By "math-skills" I mean:

>Calculus
>Algebra
>Arithmetik
>Statistic
>Vector Algebra/Calculus

Which is the best language for this?
Haskell?
Sheme?
Python with SciPy stack? (I am used to matplotlib, that would be an easy intro for me)

Do you know some good ressources like books, journales or websites that teach math through programming?

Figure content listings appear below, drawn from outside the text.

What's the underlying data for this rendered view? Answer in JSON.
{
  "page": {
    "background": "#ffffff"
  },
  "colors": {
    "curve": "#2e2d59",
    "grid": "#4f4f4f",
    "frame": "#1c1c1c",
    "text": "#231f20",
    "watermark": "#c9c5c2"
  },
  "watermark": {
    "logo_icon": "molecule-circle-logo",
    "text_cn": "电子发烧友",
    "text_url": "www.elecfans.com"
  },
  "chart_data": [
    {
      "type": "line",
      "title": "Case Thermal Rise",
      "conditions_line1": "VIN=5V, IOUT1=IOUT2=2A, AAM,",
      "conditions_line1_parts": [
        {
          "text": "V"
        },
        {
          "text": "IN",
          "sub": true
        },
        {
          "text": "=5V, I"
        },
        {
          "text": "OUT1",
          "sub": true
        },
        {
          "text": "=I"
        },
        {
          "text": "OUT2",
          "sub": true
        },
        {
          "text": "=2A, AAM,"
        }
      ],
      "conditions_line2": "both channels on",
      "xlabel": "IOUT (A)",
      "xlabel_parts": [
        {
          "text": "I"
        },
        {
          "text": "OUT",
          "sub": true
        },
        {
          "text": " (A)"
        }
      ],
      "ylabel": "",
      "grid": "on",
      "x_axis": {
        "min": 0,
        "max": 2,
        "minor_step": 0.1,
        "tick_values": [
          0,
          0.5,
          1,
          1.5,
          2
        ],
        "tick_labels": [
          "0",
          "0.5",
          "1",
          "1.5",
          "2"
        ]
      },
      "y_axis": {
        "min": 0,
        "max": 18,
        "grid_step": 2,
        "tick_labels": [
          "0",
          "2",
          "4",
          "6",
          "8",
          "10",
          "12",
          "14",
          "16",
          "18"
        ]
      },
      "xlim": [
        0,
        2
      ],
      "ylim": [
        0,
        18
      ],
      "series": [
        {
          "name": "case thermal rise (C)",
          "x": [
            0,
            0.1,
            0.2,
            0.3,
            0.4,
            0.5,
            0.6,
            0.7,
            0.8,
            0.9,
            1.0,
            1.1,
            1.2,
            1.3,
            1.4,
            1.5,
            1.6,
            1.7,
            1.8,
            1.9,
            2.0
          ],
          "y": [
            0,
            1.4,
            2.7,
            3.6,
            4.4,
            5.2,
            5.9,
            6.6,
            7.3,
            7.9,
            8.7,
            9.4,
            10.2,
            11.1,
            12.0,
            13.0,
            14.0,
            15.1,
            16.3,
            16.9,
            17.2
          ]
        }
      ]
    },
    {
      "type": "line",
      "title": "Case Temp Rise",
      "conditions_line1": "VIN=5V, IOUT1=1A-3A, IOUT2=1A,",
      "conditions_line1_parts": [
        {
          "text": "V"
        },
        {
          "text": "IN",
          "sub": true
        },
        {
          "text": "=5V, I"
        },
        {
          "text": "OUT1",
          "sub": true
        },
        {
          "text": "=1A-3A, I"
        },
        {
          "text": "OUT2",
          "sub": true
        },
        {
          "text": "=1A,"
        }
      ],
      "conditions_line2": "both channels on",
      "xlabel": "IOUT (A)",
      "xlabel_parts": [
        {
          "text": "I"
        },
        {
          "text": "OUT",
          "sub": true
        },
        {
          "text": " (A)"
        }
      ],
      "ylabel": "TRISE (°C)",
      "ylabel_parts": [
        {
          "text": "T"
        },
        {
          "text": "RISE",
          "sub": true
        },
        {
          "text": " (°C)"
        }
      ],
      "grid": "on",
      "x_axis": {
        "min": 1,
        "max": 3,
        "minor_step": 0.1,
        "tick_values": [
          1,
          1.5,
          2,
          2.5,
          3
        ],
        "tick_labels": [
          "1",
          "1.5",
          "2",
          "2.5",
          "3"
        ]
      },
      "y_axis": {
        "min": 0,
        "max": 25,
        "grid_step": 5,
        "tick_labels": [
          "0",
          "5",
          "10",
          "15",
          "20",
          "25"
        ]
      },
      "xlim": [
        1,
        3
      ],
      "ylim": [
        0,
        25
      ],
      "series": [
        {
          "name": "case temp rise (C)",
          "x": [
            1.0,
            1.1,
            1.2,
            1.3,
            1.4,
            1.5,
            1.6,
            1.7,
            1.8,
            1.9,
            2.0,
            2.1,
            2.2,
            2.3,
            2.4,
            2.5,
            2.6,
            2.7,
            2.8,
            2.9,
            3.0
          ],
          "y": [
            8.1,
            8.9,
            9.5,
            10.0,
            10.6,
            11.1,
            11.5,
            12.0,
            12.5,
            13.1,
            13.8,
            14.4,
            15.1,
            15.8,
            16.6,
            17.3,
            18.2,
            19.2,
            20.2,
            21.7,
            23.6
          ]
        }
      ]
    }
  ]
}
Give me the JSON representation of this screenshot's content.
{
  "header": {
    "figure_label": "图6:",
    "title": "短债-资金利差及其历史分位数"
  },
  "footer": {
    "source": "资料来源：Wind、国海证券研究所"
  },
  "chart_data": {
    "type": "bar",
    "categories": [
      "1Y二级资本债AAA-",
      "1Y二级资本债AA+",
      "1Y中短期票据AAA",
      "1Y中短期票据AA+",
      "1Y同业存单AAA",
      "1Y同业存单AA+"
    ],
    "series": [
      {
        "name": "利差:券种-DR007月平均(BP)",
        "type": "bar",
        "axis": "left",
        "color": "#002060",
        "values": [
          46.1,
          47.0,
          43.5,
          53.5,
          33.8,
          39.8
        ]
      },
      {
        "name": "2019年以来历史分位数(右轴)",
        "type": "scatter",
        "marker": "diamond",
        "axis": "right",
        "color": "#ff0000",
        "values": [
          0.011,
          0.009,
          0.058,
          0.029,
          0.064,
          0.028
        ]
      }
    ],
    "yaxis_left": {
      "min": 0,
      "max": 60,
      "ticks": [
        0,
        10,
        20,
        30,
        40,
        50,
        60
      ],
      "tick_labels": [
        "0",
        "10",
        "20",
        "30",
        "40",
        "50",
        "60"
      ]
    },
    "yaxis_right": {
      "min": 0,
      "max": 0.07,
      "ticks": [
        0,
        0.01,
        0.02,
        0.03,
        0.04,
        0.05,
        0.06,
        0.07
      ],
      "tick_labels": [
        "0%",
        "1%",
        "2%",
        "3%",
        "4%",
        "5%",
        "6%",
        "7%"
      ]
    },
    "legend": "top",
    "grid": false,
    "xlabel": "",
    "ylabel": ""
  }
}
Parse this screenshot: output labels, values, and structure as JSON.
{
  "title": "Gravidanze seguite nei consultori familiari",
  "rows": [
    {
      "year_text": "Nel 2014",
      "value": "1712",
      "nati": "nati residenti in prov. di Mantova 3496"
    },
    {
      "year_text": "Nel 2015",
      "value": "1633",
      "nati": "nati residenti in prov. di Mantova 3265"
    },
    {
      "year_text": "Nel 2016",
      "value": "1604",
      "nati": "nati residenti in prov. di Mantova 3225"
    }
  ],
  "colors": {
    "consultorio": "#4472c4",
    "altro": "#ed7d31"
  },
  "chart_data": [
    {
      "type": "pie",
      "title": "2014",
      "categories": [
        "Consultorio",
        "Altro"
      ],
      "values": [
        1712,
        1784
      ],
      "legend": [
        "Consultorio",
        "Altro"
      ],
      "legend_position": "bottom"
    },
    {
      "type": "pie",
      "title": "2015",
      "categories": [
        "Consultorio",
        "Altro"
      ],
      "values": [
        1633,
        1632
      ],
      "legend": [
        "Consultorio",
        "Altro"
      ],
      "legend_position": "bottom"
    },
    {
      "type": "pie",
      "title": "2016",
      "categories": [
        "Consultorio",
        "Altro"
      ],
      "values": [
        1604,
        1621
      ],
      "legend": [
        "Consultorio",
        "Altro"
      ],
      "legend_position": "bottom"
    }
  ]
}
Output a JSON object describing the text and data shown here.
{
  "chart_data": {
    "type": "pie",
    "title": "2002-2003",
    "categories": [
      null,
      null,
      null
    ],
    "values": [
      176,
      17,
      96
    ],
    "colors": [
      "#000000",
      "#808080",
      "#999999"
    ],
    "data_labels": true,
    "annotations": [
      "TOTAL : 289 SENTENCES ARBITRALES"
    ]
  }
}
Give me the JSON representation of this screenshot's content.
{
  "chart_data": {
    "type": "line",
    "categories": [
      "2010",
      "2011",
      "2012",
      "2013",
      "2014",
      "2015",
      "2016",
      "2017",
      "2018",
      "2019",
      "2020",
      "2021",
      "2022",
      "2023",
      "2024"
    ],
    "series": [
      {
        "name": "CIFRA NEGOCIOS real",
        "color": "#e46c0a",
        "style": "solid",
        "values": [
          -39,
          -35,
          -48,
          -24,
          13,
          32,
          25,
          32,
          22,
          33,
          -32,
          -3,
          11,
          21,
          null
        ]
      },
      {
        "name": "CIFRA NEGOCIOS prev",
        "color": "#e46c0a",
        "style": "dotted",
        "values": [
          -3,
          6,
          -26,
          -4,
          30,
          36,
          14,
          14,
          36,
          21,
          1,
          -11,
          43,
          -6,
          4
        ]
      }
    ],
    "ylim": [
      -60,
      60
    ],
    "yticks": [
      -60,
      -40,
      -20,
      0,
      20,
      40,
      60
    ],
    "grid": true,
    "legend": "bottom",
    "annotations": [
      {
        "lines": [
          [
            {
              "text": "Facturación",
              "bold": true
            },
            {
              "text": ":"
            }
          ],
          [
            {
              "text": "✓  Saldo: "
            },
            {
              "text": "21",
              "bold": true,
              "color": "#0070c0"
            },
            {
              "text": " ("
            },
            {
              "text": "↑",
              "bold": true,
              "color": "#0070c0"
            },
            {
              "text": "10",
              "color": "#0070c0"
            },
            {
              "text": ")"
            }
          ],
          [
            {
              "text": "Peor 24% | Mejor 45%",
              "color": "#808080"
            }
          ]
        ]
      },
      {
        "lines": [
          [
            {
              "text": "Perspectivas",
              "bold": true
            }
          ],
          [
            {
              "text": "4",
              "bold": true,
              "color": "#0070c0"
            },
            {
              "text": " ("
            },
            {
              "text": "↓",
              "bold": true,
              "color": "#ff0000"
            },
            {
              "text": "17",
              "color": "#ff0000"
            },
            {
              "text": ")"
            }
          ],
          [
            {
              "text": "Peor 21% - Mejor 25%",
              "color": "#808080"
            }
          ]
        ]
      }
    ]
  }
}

tl;dr: ITT we find good ways to learn math through programming

>> No.7166189

bump

>> No.7166191

>>7166172
Python with sympy or Sage.

>> No.7166195

>>7166172
Math textbooks and classes

>> No.7166199

>>7166195

That would be the traditional way, yes.
But I am searching for a way to harden and specialize the way I allready had sucess with.

>> No.7166242

http://www.r-tutor.com/ seems pretty good for applied statistics (from absolute beginner to fairly advanced).

R (which is covered by GNU GPL) is definitely worth learning if you're actually interested in the math behind probabilistic/statistical algorithms (as opposed to writing optimized code that presumes you already understand the underlying theory).